| HN Mirror

Gap buffer is very good.

> You’re likely spending a huge amount of memory to store pointers between elements within the unshared chunks (8 or 16 extra bytes per element adds up in a hurry) so it may be worth investigating some “chunking” so that you only have to use pointers to link between chunks, which can be stored continuously.

Yeah, they're chunked or unrolled in practice. (Unrolled Linked List was one term I've seen. Chunking is also another term).

> Alternatively, consider whether the index representation used by suffix arrays will work for your use-case: https://en.wikipedia.org/wiki/Suffix_array

Haven't heard of these before. But I'll look into it.

EDIT: Its... kind of a complicated situation I'm in. I'm basically searching a game tree, and building a "linked list" for how the children relate to their parent. I need "breadcrumbs" to relate any position back to the root.

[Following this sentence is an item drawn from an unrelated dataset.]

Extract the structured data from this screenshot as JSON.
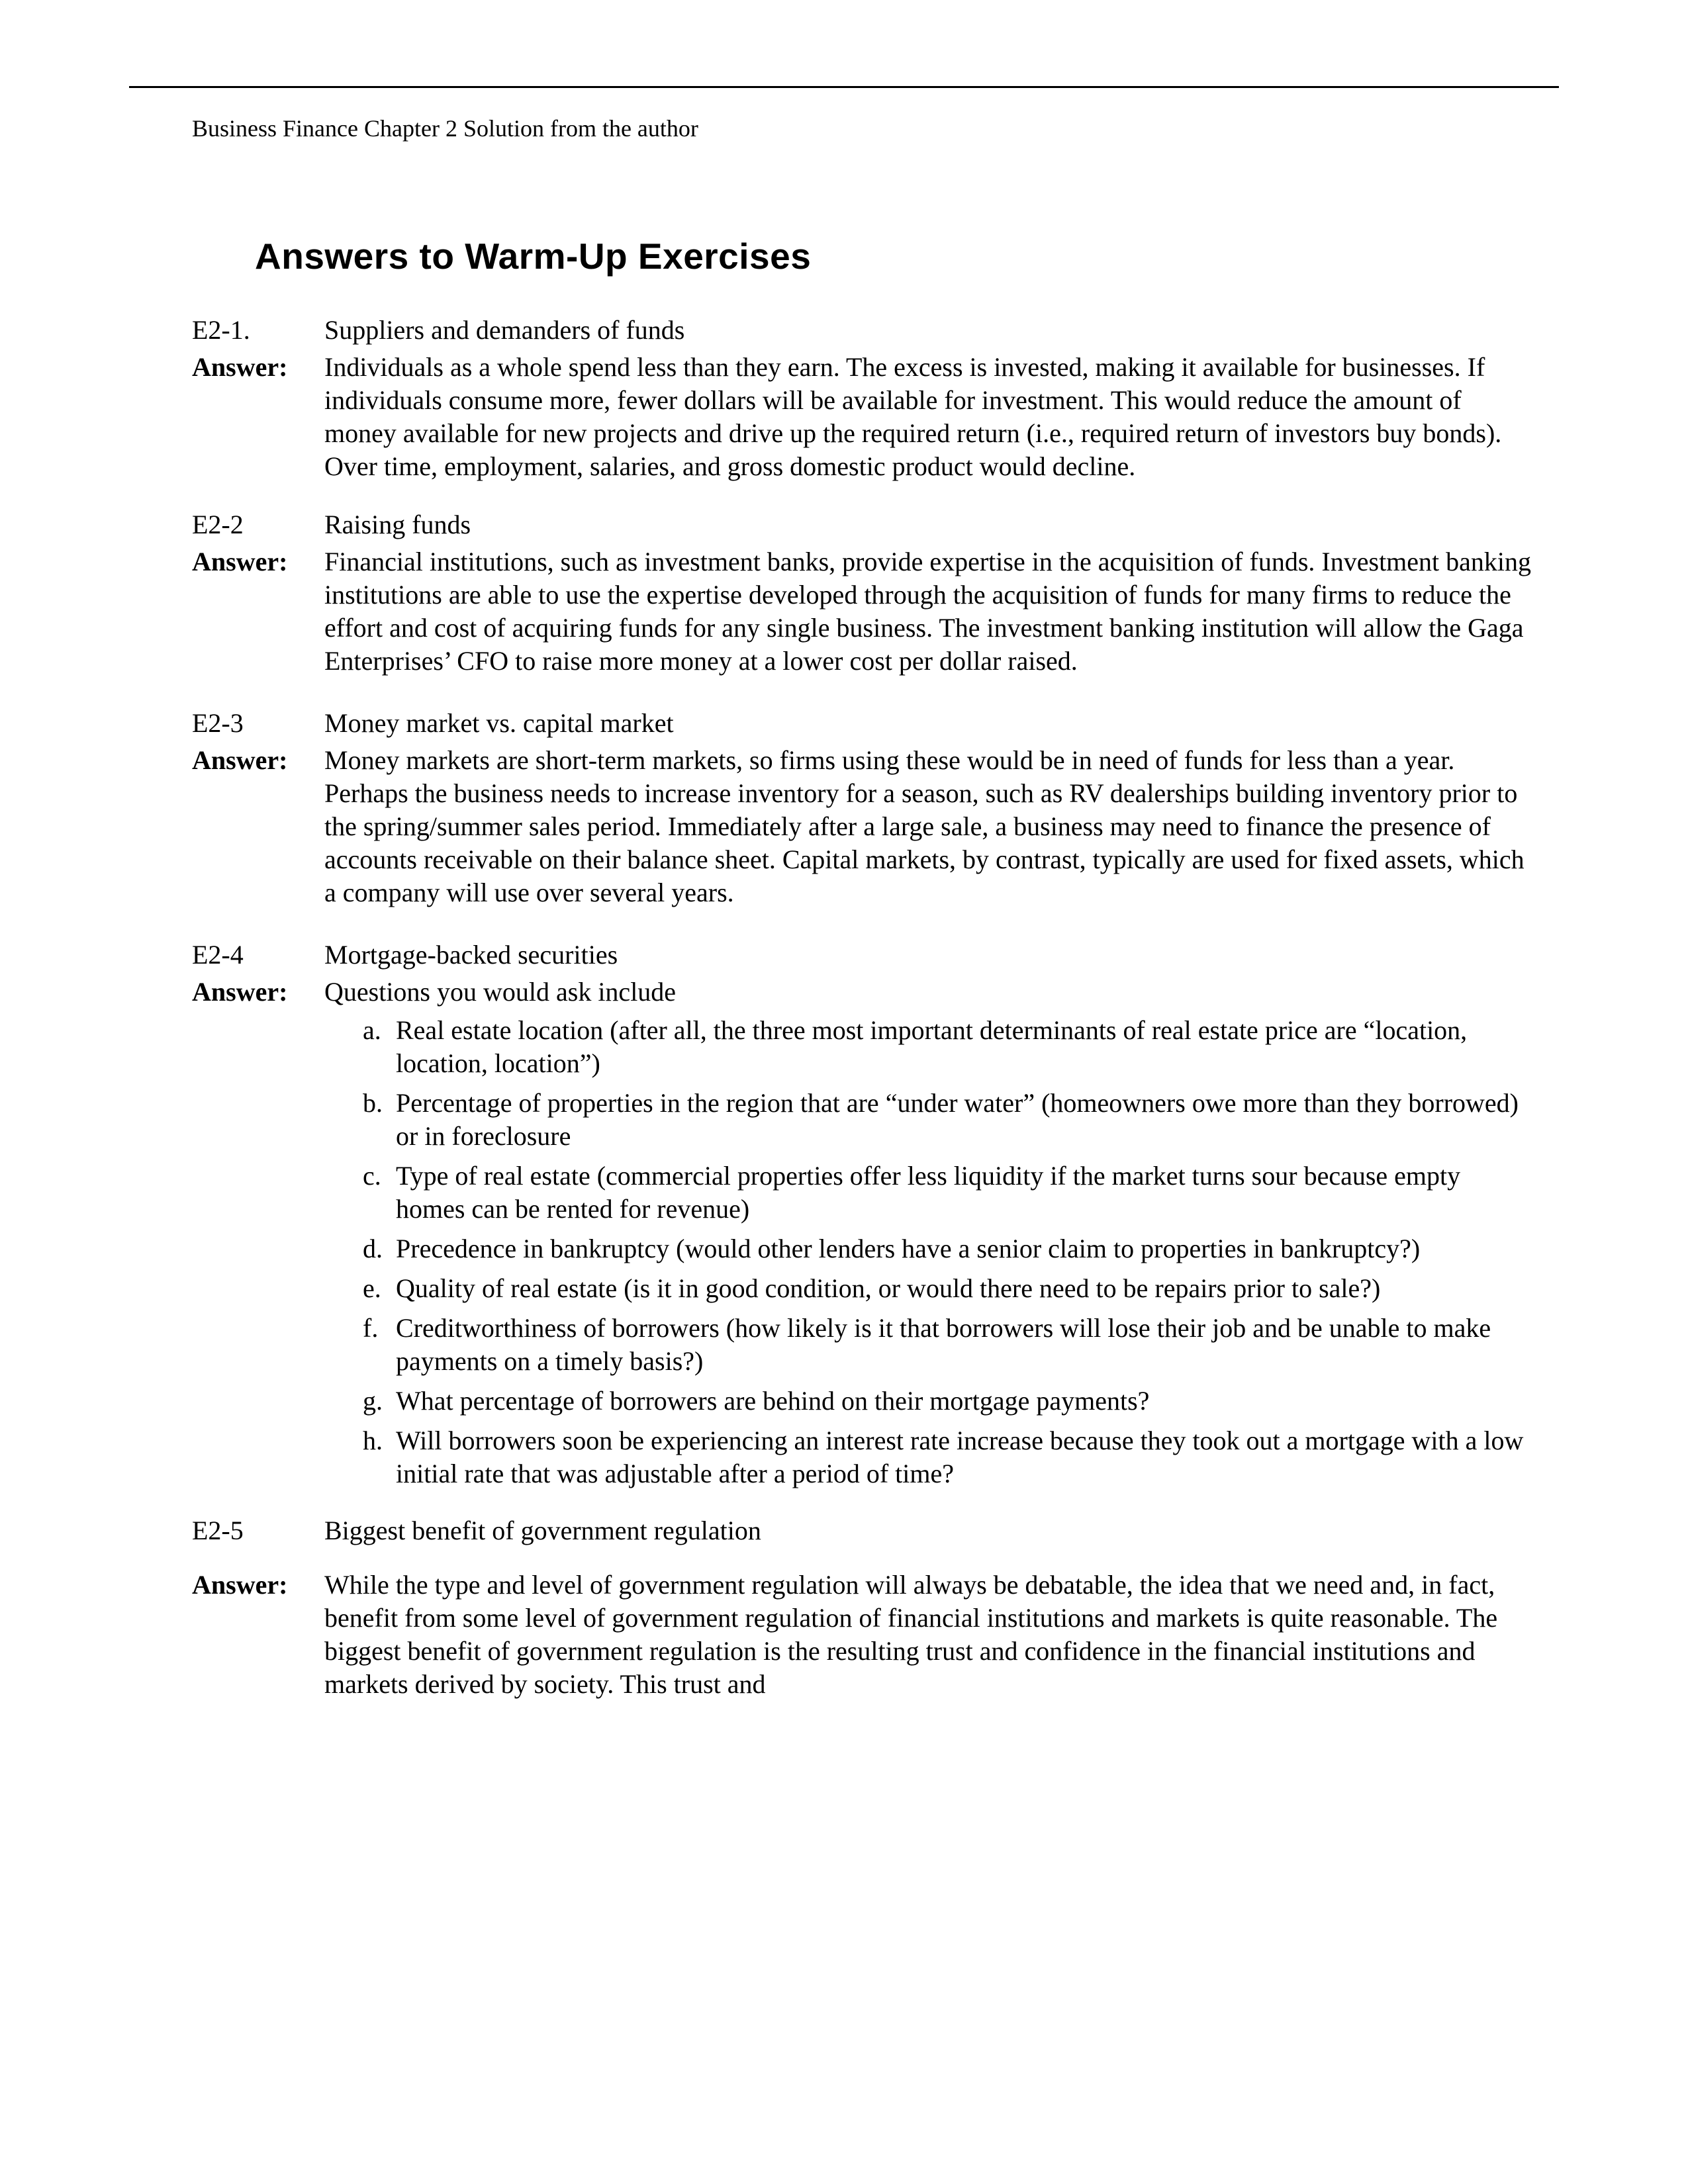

Not necessarily because I need the root, but because the root contains information that's relevant to all of its children. So a linked list of (Grandchild -> child -> root) is very natural for this application. I originally had an array and just copied the data to an array (for "more locality") to all the children. But this uses way more space.

And the depth of this tree is ~12+, exponentially increasing width as usual. You really don't want to copy the root's data to all of the children unnecessarily: even on a GPU, its far better to just pass a pointer and connect the children-to-parent relationships, and traverse the linked list.

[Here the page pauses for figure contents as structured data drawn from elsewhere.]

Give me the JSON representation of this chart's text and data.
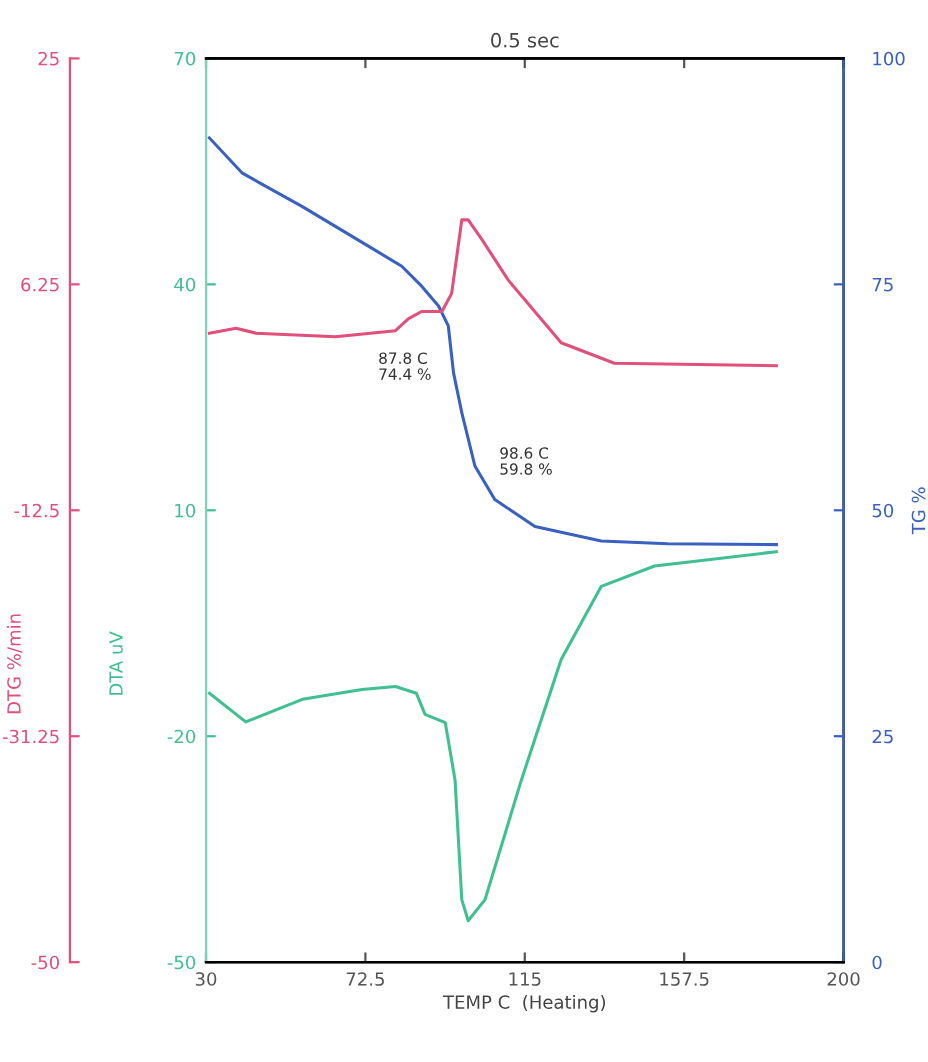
{
  "chart_data": {
    "type": "line",
    "title": "0.5 sec",
    "xlabel": "TEMP C  (Heating)",
    "ylabel": "DTA uV",
    "y2label": "TG %",
    "y3label": "DTG %/min",
    "xlim": [
      30,
      200
    ],
    "xticks": [
      30,
      72.5,
      115,
      157.5,
      200
    ],
    "ylim": [
      -50,
      70
    ],
    "yticks": [
      70,
      40,
      10,
      -20,
      -50
    ],
    "y2lim": [
      0,
      100
    ],
    "y2ticks": [
      100,
      75,
      50,
      25,
      0
    ],
    "y3lim": [
      -50,
      25
    ],
    "y3ticks": [
      25,
      6.25,
      -12.5,
      -31.25,
      -50
    ],
    "grid": false,
    "legend": false,
    "marker": "none",
    "line_style": "solid",
    "series": [
      {
        "color": "#3a60c0",
        "axis": "y2",
        "x": [
          30.9,
          39.7,
          55.7,
          73.4,
          82.2,
          87.5,
          92.0,
          94.6,
          96.0,
          98.2,
          101.7,
          107.0,
          117.7,
          135.4,
          153.1,
          182.1
        ],
        "values": [
          91.2,
          87.3,
          83.6,
          79.2,
          77.0,
          74.8,
          72.6,
          70.4,
          65.2,
          60.8,
          54.9,
          51.2,
          48.2,
          46.6,
          46.3,
          46.2
        ]
      },
      {
        "color": "#e0507a",
        "axis": "y3",
        "x": [
          30.9,
          38.0,
          43.3,
          64.5,
          80.5,
          84.0,
          87.5,
          92.9,
          95.5,
          98.2,
          99.9,
          103.5,
          110.6,
          124.7,
          138.9,
          182.1
        ],
        "values": [
          2.2,
          2.6,
          2.2,
          1.9,
          2.4,
          3.4,
          4.0,
          4.0,
          5.5,
          11.6,
          11.6,
          10.0,
          6.6,
          1.4,
          -0.3,
          -0.5
        ]
      },
      {
        "color": "#40c090",
        "axis": "y",
        "x": [
          30.9,
          40.6,
          55.7,
          71.6,
          80.5,
          86.1,
          88.4,
          93.8,
          96.4,
          98.2,
          99.9,
          104.4,
          114.1,
          124.7,
          135.4,
          149.6,
          182.1
        ],
        "values": [
          -14.3,
          -18.1,
          -15.1,
          -13.8,
          -13.4,
          -14.3,
          -17.1,
          -18.2,
          -25.8,
          -41.7,
          -44.5,
          -41.7,
          -25.8,
          -9.8,
          -0.1,
          2.6,
          4.5
        ]
      }
    ],
    "annotations": [
      "87.8 C\n74.4 %",
      "98.6 C\n59.8 %"
    ]
  }
}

Hooking "child.parent = parent" is very easy. And traversing the while(node != root) node = node.parent; loop is also easy as cake. There's only ~12 of these linked-list operations in practice (because the depth of the search tree only goes to ~12 deep or so), across literally billions of possibilities. The billions of possibilities lead to the ability to process the tree in parallel (billions of possibilities to search with "only" 16384 hardware threads suddenly makes the GPU seem small!)

Despite the linked-list in the algorithm, its clear to me that the GPU is the ideal architecture for processing all of these nodes in parallel.